Indoor range still on the table

Francis Farm residents didn’t get everything they hoped, however. Ideally, they would like to stop an indoor shooting range from coming to their community as well, and hoped commissioners would step in and pass land-use rules to stop it.

“Please think about if it were you,” said Janie Higgins, who lives across the road from the proposed indoor shooting range site. “I have lived there my entire life. My family has owned the property in that community for over 150 years and I do not want to see it commercialized.”

Commissioners said they sympathized with the residents.

“Certainly I sympathize with the people who don’t want this particular thing in their neighborhood,” Kirkpatrick agreed. “But if I start establishing rules to protect certain people’s property, what am I doing to the other people by saying you can’t do this with your property? I am not really interested in telling people what they can do with their property until we discuss the whole issue as a county.”

“I agree,” Swanger replied. “We can’t pick winners and losers. That’s the problem. We can’t abuse our power by intervening in such  a way that would just not be right.”

A member of the audience then spoke up, asking commissioners if they thought Francis Farm was an appropriate location for an indoor shooting range and gun store.

“I’m not saying it is appropriate. But there is nothing that prohibits it,” Swanger said. “Appropriate? That is subjective. I wouldn’t want it next to my house. I’ll be honest with you. But the only way I can prevent that is to have land-use planning that would prohibit certain activities or buying the land around me.”

While an indoor shooting range could comprise the community’s character and sense of place, regulations protecting those sorts of things need to play out in the context of a larger dialogue on land-use planning, commissioners said.

But when it comes to outdoor shooting ranges, where human safety is a factor, they felt intervention would be more justified.

“Outside, an inadvertent round of a .22-caliber will travel about a mile. So you don’t know where it is going to come to rest, and schools are nearby and neighbors and traffic, et cetera,” Swanger said. “So that would not seem appropriate to me at all. But I couldn’t make that same argument for an indoor range.”

 

Land-use planning kickstart?

The debate over the shooting range has ignited a larger discussion about the lack of land-use planning and zoning in the county.

Lisa Nelson, a resident of Francis Farm, urged commissioners to take the bull by the horns and address the long overdue need for land-use planning to protect property values and the integrity of communities throughout the county.

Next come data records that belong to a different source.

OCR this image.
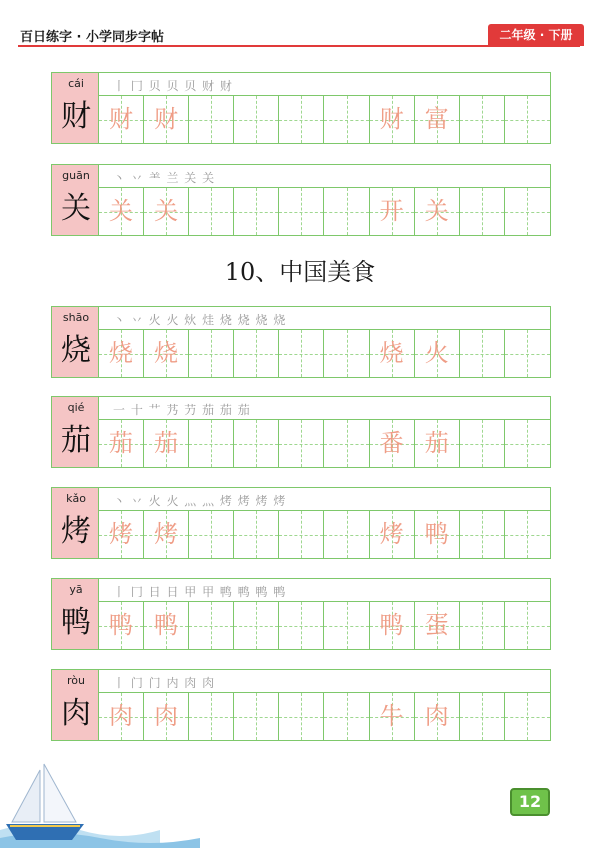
百日练字 · 小学同步字帖	二年级 · 下册
10、中国美食
cái
财
丨 冂 贝 贝 贝 财 财
财 财	财 富
guān
关
丶 丷 ⺷ 兰 关 关
关 关	开 关
shāo
烧
丶 丷 火 火 炏 烓 烧 烧 烧 烧
烧 烧	烧 火
qié
茄
一 十 艹 艿 芀 茄 茄 茄
茄 茄	番 茄
kǎo
烤
丶 丷 火 火 灬 灬 烤 烤 烤 烤
烤 烤	烤 鸭
yā
鸭
丨 冂 日 日 甲 甲 鸭 鸭 鸭 鸭
鸭 鸭	鸭 蛋
ròu
肉
丨 门 门 内 肉 肉
肉 肉	牛 肉
12
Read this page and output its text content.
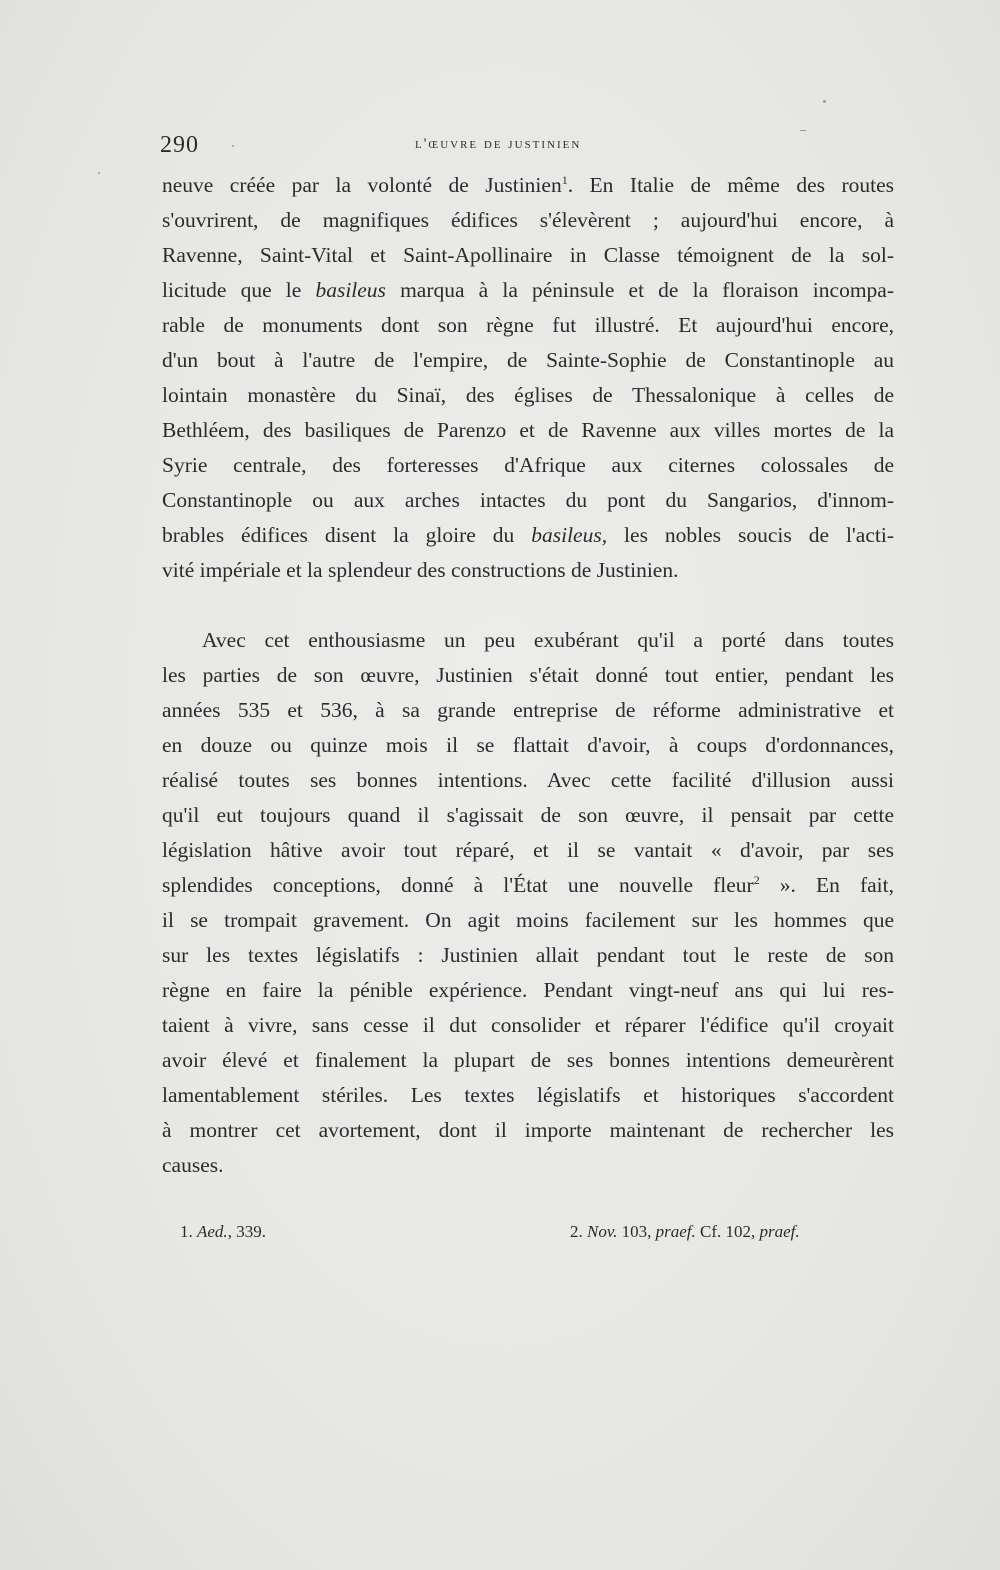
290	l'œuvre de justinien

neuve créée par la volonté de Justinien$^1$. En Italie de même des routes
s'ouvrirent, de magnifiques édifices s'élevèrent ; aujourd'hui encore, à
Ravenne, Saint-Vital et Saint-Apollinaire in Classe témoignent de la sol-
licitude que le basileus marqua à la péninsule et de la floraison incompa-
rable de monuments dont son règne fut illustré. Et aujourd'hui encore,
d'un bout à l'autre de l'empire, de Sainte-Sophie de Constantinople au
lointain monastère du Sinaï, des églises de Thessalonique à celles de
Bethléem, des basiliques de Parenzo et de Ravenne aux villes mortes de la
Syrie centrale, des forteresses d'Afrique aux citernes colossales de
Constantinople ou aux arches intactes du pont du Sangarios, d'innom-
brables édifices disent la gloire du basileus, les nobles soucis de l'acti-
vité impériale et la splendeur des constructions de Justinien.

Avec cet enthousiasme un peu exubérant qu'il a porté dans toutes
les parties de son œuvre, Justinien s'était donné tout entier, pendant les
années 535 et 536, à sa grande entreprise de réforme administrative et
en douze ou quinze mois il se flattait d'avoir, à coups d'ordonnances,
réalisé toutes ses bonnes intentions. Avec cette facilité d'illusion aussi
qu'il eut toujours quand il s'agissait de son œuvre, il pensait par cette
législation hâtive avoir tout réparé, et il se vantait « d'avoir, par ses
splendides conceptions, donné à l'État une nouvelle fleur$^2$ ». En fait,
il se trompait gravement. On agit moins facilement sur les hommes que
sur les textes législatifs : Justinien allait pendant tout le reste de son
règne en faire la pénible expérience. Pendant vingt-neuf ans qui lui res-
taient à vivre, sans cesse il dut consolider et réparer l'édifice qu'il croyait
avoir élevé et finalement la plupart de ses bonnes intentions demeurèrent
lamentablement stériles. Les textes législatifs et historiques s'accordent
à montrer cet avortement, dont il importe maintenant de rechercher les
causes.

1. Aed., 339.	2. Nov. 103, praef. Cf. 102, praef.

“We don’t like change. Most of us live in an era where change is hard to deal with,” Nelson said. “It is time you all start to look at land-use planning and zoning in this area. It is time to open the dialogue now. Let’s talk about keeping the pristine communities that people come here to enjoy.”

Commissioners admitted it may be time to take up the issue.

“We haven’t had that discussion as a county as a whole. That discussion probably needs to happen,” Kirkpatrick said. “Nobody really wants to have that discussion because they know the onslaught of the people who will be here when we do try to have that.”

Commissioner Bill Upton recalled the last time the county engaged in a dialogue on zoning it didn’t go over so well.

“I recall 10 years ago we checked to see if there was anyone out there interested in land use and it failed miserably,” Upton said.

“Actually it was 20 years ago,” Swanger said. “You are aging yourself a little bit, Bill. It was 20 years ago. I remember it. It was a very contentious argument and most people spoke in opposition to it. Now granted when people show up with cow bells ringing and booing, a lot of people are intimidated and don’t speak up.” 

While the idea of zoning was shot down then, sentiments may have changed, Swanger said.

“Things may have changed in 20 years. I don’t know. But this is a real life example of what happens when we don’t plan.”

“I think we can expect in the future we are going to have other things moving into communities we don’t know about that no one wants,” Upton added.